I recently read Stephen King's Duma Key. As with most things I post here, I'm posting mainly as a note to myself so if you haven't read the book consider this your **Spoiler Alert**.
The first thing I have to say about this book is that it read like a novel-length short story that should have been edited about ten to twenty more times, each revision removing more than the next. This would have been a great story at about the length of "1408." As it stands, the thing is a monstrosity composed of a few lush literary oases separated by several vast and inhospitable literary deserts.
Let me clarify before I go on: this is my second time actually making an attempt to read this book. The first time I tried to read it, I put it down at around page 100 and didn't go back to it for about a year.
It didn't get much better the second time around.
So what have I learned from the experience? Many things, but mainly I learned that it's easy -- even for the acknowledged 'master' of a genre -- to fail to revise with a brutal honesty. I don't know if King just lacked the desire to do what needed to be done (as Mark Twain said -- first underline all the parts you like best ... then delete them) or if he actually thought every single paragraph in the work actually had to be there (it didn't).
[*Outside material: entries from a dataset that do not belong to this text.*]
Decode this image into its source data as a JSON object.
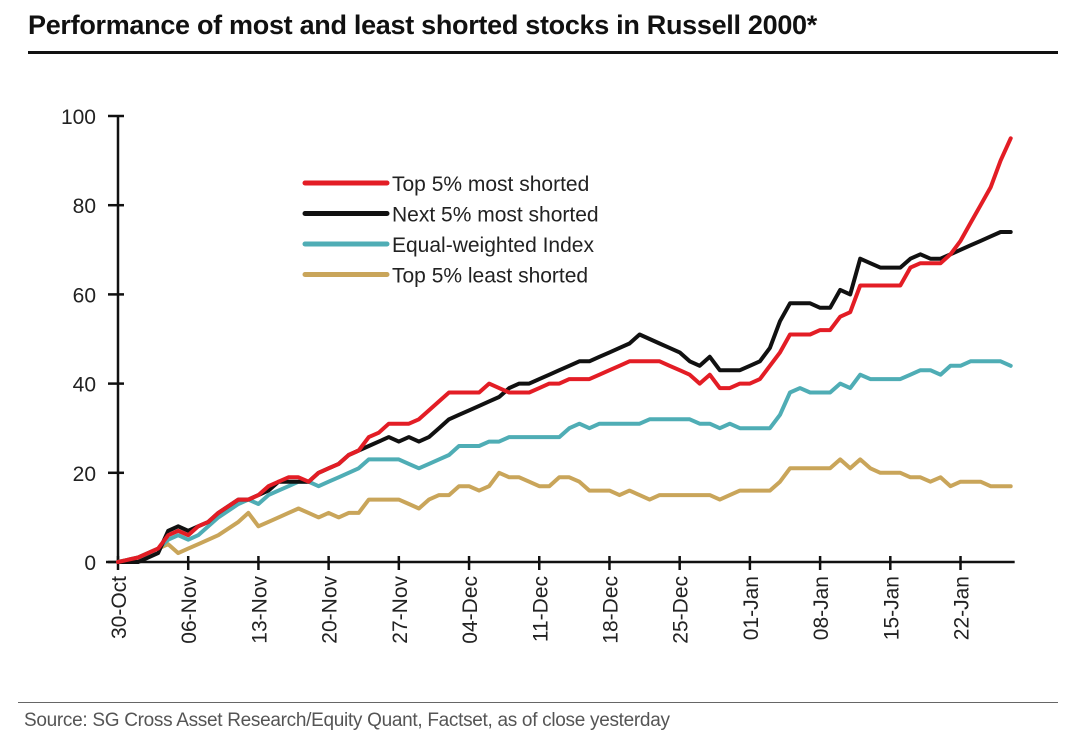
{
  "chart_data": {
    "type": "line",
    "title": "Performance of most and least shorted stocks in Russell 2000*",
    "source": "Source: SG Cross Asset Research/Equity Quant, Factset, as of close yesterday",
    "xlabel": "",
    "ylabel": "",
    "ylim": [
      0,
      100
    ],
    "yticks": [
      0,
      20,
      40,
      60,
      80,
      100
    ],
    "x_unit": "days since 30-Oct",
    "xlim": [
      0,
      89
    ],
    "xticks": [
      {
        "day": 0,
        "label": "30-Oct"
      },
      {
        "day": 7,
        "label": "06-Nov"
      },
      {
        "day": 14,
        "label": "13-Nov"
      },
      {
        "day": 21,
        "label": "20-Nov"
      },
      {
        "day": 28,
        "label": "27-Nov"
      },
      {
        "day": 35,
        "label": "04-Dec"
      },
      {
        "day": 42,
        "label": "11-Dec"
      },
      {
        "day": 49,
        "label": "18-Dec"
      },
      {
        "day": 56,
        "label": "25-Dec"
      },
      {
        "day": 63,
        "label": "01-Jan"
      },
      {
        "day": 70,
        "label": "08-Jan"
      },
      {
        "day": 77,
        "label": "15-Jan"
      },
      {
        "day": 84,
        "label": "22-Jan"
      }
    ],
    "grid": false,
    "legend_position": "top-left",
    "series": [
      {
        "name": "Top 5% most shorted",
        "color": "#e31d25",
        "x": [
          0,
          2,
          4,
          5,
          6,
          7,
          8,
          9,
          10,
          12,
          13,
          14,
          15,
          16,
          17,
          18,
          19,
          20,
          21,
          22,
          23,
          24,
          25,
          26,
          27,
          28,
          29,
          30,
          31,
          32,
          33,
          34,
          35,
          36,
          37,
          38,
          39,
          40,
          41,
          42,
          43,
          44,
          45,
          46,
          47,
          48,
          49,
          50,
          51,
          52,
          53,
          54,
          55,
          56,
          57,
          58,
          59,
          60,
          61,
          62,
          63,
          64,
          65,
          66,
          67,
          68,
          69,
          70,
          71,
          72,
          73,
          74,
          75,
          76,
          77,
          78,
          79,
          80,
          81,
          82,
          83,
          84,
          85,
          86,
          87,
          88,
          89
        ],
        "y": [
          0,
          1,
          3,
          6,
          7,
          6,
          8,
          9,
          11,
          14,
          14,
          15,
          17,
          18,
          19,
          19,
          18,
          20,
          21,
          22,
          24,
          25,
          28,
          29,
          31,
          31,
          31,
          32,
          34,
          36,
          38,
          38,
          38,
          38,
          40,
          39,
          38,
          38,
          38,
          39,
          40,
          40,
          41,
          41,
          41,
          42,
          43,
          44,
          45,
          45,
          45,
          45,
          44,
          43,
          42,
          40,
          42,
          39,
          39,
          40,
          40,
          41,
          44,
          47,
          51,
          51,
          51,
          52,
          52,
          55,
          56,
          62,
          62,
          62,
          62,
          62,
          66,
          67,
          67,
          67,
          69,
          72,
          76,
          80,
          84,
          90,
          95
        ]
      },
      {
        "name": "Next 5% most shorted",
        "color": "#111111",
        "x": [
          0,
          2,
          4,
          5,
          6,
          7,
          8,
          9,
          10,
          12,
          13,
          14,
          15,
          16,
          17,
          18,
          19,
          20,
          21,
          22,
          23,
          24,
          25,
          26,
          27,
          28,
          29,
          30,
          31,
          32,
          33,
          34,
          35,
          36,
          37,
          38,
          39,
          40,
          41,
          42,
          43,
          44,
          45,
          46,
          47,
          48,
          49,
          50,
          51,
          52,
          53,
          54,
          55,
          56,
          57,
          58,
          59,
          60,
          61,
          62,
          63,
          64,
          65,
          66,
          67,
          68,
          69,
          70,
          71,
          72,
          73,
          74,
          75,
          76,
          77,
          78,
          79,
          80,
          81,
          82,
          83,
          84,
          85,
          86,
          87,
          88,
          89
        ],
        "y": [
          0,
          0,
          2,
          7,
          8,
          7,
          8,
          9,
          11,
          14,
          14,
          15,
          16,
          18,
          18,
          18,
          18,
          20,
          21,
          22,
          24,
          25,
          26,
          27,
          28,
          27,
          28,
          27,
          28,
          30,
          32,
          33,
          34,
          35,
          36,
          37,
          39,
          40,
          40,
          41,
          42,
          43,
          44,
          45,
          45,
          46,
          47,
          48,
          49,
          51,
          50,
          49,
          48,
          47,
          45,
          44,
          46,
          43,
          43,
          43,
          44,
          45,
          48,
          54,
          58,
          58,
          58,
          57,
          57,
          61,
          60,
          68,
          67,
          66,
          66,
          66,
          68,
          69,
          68,
          68,
          69,
          70,
          71,
          72,
          73,
          74,
          74
        ]
      },
      {
        "name": "Equal-weighted Index",
        "color": "#4fadb5",
        "x": [
          0,
          2,
          4,
          5,
          6,
          7,
          8,
          9,
          10,
          12,
          13,
          14,
          15,
          16,
          17,
          18,
          19,
          20,
          21,
          22,
          23,
          24,
          25,
          26,
          27,
          28,
          29,
          30,
          31,
          32,
          33,
          34,
          35,
          36,
          37,
          38,
          39,
          40,
          41,
          42,
          43,
          44,
          45,
          46,
          47,
          48,
          49,
          50,
          51,
          52,
          53,
          54,
          55,
          56,
          57,
          58,
          59,
          60,
          61,
          62,
          63,
          64,
          65,
          66,
          67,
          68,
          69,
          70,
          71,
          72,
          73,
          74,
          75,
          76,
          77,
          78,
          79,
          80,
          81,
          82,
          83,
          84,
          85,
          86,
          87,
          88,
          89
        ],
        "y": [
          0,
          1,
          3,
          5,
          6,
          5,
          6,
          8,
          10,
          13,
          14,
          13,
          15,
          16,
          17,
          18,
          18,
          17,
          18,
          19,
          20,
          21,
          23,
          23,
          23,
          23,
          22,
          21,
          22,
          23,
          24,
          26,
          26,
          26,
          27,
          27,
          28,
          28,
          28,
          28,
          28,
          28,
          30,
          31,
          30,
          31,
          31,
          31,
          31,
          31,
          32,
          32,
          32,
          32,
          32,
          31,
          31,
          30,
          31,
          30,
          30,
          30,
          30,
          33,
          38,
          39,
          38,
          38,
          38,
          40,
          39,
          42,
          41,
          41,
          41,
          41,
          42,
          43,
          43,
          42,
          44,
          44,
          45,
          45,
          45,
          45,
          44
        ]
      },
      {
        "name": "Top 5% least shorted",
        "color": "#c9a55a",
        "x": [
          0,
          2,
          4,
          5,
          6,
          7,
          8,
          9,
          10,
          12,
          13,
          14,
          15,
          16,
          17,
          18,
          19,
          20,
          21,
          22,
          23,
          24,
          25,
          26,
          27,
          28,
          29,
          30,
          31,
          32,
          33,
          34,
          35,
          36,
          37,
          38,
          39,
          40,
          41,
          42,
          43,
          44,
          45,
          46,
          47,
          48,
          49,
          50,
          51,
          52,
          53,
          54,
          55,
          56,
          57,
          58,
          59,
          60,
          61,
          62,
          63,
          64,
          65,
          66,
          67,
          68,
          69,
          70,
          71,
          72,
          73,
          74,
          75,
          76,
          77,
          78,
          79,
          80,
          81,
          82,
          83,
          84,
          85,
          86,
          87,
          88,
          89
        ],
        "y": [
          0,
          1,
          3,
          4,
          2,
          3,
          4,
          5,
          6,
          9,
          11,
          8,
          9,
          10,
          11,
          12,
          11,
          10,
          11,
          10,
          11,
          11,
          14,
          14,
          14,
          14,
          13,
          12,
          14,
          15,
          15,
          17,
          17,
          16,
          17,
          20,
          19,
          19,
          18,
          17,
          17,
          19,
          19,
          18,
          16,
          16,
          16,
          15,
          16,
          15,
          14,
          15,
          15,
          15,
          15,
          15,
          15,
          14,
          15,
          16,
          16,
          16,
          16,
          18,
          21,
          21,
          21,
          21,
          21,
          23,
          21,
          23,
          21,
          20,
          20,
          20,
          19,
          19,
          18,
          19,
          17,
          18,
          18,
          18,
          17,
          17,
          17
        ]
      }
    ]
  }
}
Having read this book made me not want to read another Stephen King book again in my life, though I probably will. At any rate, here are some questions I'm left with regarding the story itself:
1. If Edgar Freemantle is so rich, why the hell doesn't he have a cell phone?
2. What's up with the housekeeper that King seems to totally forget about throughout most of the book? The one he only mentions when it's convenient -- about two or three times in the entire book?
3. If the evil monster had the capacity to kill people with heart attacks, etc., all the way across the country, why the hell did it need to send an over-the-hill, boozed-up art critic to kill Freemantle's daughter? And why the hell couldn't the young, healthy, athletic daughter take the old crow when the latter attacked the former in her apartment?
4. What the hell was up with all the physicality between the father and daughter? That seemed somewhat over the line at times, like when Freemantle is describing her breasts and that whole scene in the pool ... and that kiss on the lips. I mean ... wtf?
Bottom line:
Note to self: When writing a novel, make sure it's a novel and not just a fat short story composed of 85% character development -- of One character.
Oh yeah, and just one more thing: Dr. Xander, the big dude who got Freemantle started on his way? Yep, that's your King requisite Magical Negro.